Крики жгутом обвиваются вокруг головы Рекатрулы. Сдавливают до хруста. Она издаёт что-то вроде стона, почти писка новорождённого щенка, голову которого уже сунули в мешок.

— Господа, — холодный, в тон свету, голос охаживает присутствующих ледяной волной. Рекатрула чувствует кристаллики льда в своём кровотоке: они царапают вены и артерии. Опасно.

— Бабуло, угомони свою стерву…

— Женя, — произносит незнакомец, и мусорщик обмякает. — Йорунди выполняет свою работу. Она охраняет покой моих пациентов. Будь мы чуть менее близкими друзьями, я бы уже застрелил тебя, но вижу, почему ты так переживаешь. Минуточку.
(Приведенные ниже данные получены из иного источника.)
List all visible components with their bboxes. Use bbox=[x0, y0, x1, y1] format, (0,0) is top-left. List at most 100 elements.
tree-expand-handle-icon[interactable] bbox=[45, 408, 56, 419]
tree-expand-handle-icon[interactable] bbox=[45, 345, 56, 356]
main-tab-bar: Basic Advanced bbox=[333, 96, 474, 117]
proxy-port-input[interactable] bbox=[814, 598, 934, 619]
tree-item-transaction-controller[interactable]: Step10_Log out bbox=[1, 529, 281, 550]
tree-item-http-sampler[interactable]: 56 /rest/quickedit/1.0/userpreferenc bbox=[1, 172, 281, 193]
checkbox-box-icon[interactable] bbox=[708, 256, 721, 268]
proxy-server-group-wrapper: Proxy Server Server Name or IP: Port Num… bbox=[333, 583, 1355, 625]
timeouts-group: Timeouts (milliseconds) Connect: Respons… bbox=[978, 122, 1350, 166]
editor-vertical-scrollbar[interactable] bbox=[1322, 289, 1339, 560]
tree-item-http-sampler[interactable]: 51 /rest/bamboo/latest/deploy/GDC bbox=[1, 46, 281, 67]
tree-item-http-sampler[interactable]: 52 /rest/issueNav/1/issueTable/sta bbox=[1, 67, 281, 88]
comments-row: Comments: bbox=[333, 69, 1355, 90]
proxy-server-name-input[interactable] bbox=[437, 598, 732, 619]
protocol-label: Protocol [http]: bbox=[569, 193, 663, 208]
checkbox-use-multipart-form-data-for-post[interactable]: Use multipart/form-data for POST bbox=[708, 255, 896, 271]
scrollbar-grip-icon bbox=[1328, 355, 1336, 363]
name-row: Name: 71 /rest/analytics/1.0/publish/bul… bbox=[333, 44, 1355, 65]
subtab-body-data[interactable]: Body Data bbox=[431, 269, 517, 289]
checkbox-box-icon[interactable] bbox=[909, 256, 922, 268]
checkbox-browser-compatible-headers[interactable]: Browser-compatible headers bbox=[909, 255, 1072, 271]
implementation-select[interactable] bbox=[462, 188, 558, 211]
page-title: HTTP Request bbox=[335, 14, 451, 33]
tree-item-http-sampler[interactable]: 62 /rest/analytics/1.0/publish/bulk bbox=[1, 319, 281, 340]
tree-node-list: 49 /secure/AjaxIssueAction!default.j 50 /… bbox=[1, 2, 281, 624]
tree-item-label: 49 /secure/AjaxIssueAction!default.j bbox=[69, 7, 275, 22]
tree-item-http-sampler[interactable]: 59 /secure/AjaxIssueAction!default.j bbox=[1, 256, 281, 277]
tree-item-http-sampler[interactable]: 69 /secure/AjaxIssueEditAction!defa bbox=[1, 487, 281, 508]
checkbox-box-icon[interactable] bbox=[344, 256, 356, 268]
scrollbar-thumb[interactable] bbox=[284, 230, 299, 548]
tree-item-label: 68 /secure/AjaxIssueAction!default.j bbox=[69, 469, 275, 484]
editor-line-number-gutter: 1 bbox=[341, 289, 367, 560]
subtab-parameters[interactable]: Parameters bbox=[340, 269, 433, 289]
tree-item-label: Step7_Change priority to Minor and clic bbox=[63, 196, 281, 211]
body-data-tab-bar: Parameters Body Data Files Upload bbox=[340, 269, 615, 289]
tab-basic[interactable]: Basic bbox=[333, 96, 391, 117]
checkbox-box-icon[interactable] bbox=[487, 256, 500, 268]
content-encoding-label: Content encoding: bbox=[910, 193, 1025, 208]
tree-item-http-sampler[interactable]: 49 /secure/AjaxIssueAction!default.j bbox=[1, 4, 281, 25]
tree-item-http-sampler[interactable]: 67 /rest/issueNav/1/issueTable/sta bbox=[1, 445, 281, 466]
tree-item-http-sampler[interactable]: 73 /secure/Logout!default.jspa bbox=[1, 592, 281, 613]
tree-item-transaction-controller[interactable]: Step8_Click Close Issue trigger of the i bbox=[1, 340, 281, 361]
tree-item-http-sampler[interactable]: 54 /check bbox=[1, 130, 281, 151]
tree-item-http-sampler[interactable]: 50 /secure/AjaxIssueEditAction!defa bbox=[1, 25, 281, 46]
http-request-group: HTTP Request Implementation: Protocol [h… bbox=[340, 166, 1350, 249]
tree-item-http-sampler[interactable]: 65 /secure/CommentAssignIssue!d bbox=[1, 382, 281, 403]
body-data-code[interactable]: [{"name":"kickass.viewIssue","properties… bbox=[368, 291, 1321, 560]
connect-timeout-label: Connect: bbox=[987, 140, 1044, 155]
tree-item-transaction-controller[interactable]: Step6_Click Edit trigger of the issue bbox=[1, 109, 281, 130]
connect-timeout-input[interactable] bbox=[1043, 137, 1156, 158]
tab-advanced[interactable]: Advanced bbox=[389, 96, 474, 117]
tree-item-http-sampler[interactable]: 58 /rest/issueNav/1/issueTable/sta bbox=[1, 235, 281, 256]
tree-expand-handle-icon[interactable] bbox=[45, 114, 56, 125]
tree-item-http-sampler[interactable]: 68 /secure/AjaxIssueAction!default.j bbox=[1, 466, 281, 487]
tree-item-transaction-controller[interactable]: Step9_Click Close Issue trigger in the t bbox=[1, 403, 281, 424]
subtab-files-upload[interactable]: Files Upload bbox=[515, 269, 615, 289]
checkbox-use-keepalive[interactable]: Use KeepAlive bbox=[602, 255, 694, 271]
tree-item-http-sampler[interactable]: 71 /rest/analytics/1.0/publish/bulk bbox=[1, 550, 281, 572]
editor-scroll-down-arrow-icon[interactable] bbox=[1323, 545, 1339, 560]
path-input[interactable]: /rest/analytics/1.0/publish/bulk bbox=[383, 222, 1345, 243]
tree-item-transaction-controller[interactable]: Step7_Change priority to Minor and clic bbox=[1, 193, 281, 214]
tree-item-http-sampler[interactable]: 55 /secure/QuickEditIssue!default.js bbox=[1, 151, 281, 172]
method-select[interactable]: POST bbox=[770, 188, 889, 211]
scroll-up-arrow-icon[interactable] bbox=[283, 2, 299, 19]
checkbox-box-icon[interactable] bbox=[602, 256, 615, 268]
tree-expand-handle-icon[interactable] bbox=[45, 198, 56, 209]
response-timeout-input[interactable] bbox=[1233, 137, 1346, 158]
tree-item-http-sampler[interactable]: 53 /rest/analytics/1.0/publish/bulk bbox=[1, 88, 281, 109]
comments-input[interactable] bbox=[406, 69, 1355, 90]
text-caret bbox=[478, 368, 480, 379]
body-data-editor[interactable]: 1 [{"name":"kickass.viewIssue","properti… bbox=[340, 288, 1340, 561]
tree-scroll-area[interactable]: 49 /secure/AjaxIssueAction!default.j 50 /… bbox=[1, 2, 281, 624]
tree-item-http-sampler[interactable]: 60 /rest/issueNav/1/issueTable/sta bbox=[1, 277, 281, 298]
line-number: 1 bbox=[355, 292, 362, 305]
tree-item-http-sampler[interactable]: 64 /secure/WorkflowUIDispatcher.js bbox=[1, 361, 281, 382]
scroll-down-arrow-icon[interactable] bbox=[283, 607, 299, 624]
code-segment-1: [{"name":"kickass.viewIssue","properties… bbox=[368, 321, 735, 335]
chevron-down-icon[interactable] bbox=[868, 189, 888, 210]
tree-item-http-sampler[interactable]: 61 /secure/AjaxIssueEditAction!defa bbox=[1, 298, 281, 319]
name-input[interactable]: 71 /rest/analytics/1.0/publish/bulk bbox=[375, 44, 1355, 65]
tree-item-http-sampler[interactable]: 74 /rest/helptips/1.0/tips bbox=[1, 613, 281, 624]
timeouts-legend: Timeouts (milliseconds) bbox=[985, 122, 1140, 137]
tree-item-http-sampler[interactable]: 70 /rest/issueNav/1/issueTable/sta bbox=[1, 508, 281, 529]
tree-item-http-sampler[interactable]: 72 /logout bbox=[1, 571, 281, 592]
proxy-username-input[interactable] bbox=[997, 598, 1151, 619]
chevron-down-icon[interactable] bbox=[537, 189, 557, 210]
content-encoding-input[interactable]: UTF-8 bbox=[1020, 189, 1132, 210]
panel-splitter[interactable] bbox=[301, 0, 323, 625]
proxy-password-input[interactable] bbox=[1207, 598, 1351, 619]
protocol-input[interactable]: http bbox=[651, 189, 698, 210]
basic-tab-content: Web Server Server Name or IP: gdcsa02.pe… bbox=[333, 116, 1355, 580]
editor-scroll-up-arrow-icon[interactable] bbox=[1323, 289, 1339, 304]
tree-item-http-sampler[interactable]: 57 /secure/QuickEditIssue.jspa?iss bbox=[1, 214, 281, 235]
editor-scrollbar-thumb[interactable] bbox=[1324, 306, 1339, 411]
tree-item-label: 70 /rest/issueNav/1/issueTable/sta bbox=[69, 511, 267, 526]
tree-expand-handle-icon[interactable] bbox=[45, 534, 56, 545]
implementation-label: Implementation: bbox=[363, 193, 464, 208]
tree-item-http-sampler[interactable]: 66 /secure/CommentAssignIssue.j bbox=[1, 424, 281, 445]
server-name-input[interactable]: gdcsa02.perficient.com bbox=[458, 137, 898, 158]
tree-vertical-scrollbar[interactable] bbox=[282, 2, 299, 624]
Голос смещается. Теперь Рекатрула не может разобрать слов, но холодок по-прежнему бежит по спине и плечам, проникая внутрь. Сковывает мысли, срезает целые пласты эмоций.

— Бабуло…

— Йорунди, подготовь операционную номер два.

Недовольное хныканье тонет в шорохе толстых колёс. Дыхание Рекатрулы сбивается, в лёгких булькает. Кашель. Привкус меди на губах.

— Ты же вытащишь её?

— Не знаю. Она тебе дорога?

— Ром, откиснешь в приёмной.

Лысый уходит бесшумно, но его отсутствие заметно. Будто меняется состав воздуха.

— Врачебная тайна?

— Ты сегодня вознамерился меня обидеть, Женя?

Ухмылка Бабуло походит на треснувший лёд. Когда ты не видишь трещины, но слышишь сухой хлопок.

«Я не вижу?! Я не вижу!»

В глазах Рекатрулы стоит тьма. Осыпавшееся время не желает складываться в картинку. Паника захватывает управление конечностями. В то же мгновение их крепко прижимают к холодному металлу мягкие ремни из шелковистого синтека. Бунт подавлен, даже не начавшись.

— Она…

— Сверху. Вижу по естественному иммунитету. Значит, вся та гадость, что скидывали на нас годам, теперь резвиться с её клетками. Ирония…

— Короче, ты сечёшь откуда я и знаешь, почему я хочу, чтобы она выкарабкалась.

— Зависит от неё, конечно, — произносит Бабуло, — но я сделаю всё, что от меня зависит, чтобы твой маленький проект осуществился.

— Слыш, дело не только в мутках.

— Я знаю, просто ответная колкость. И мы обдерём тебя как липку, знаешь?

— Ага.

— Тогда оставь предоплату у Йорунди и проваливай из моей клиники. Я люблю работать в тишине.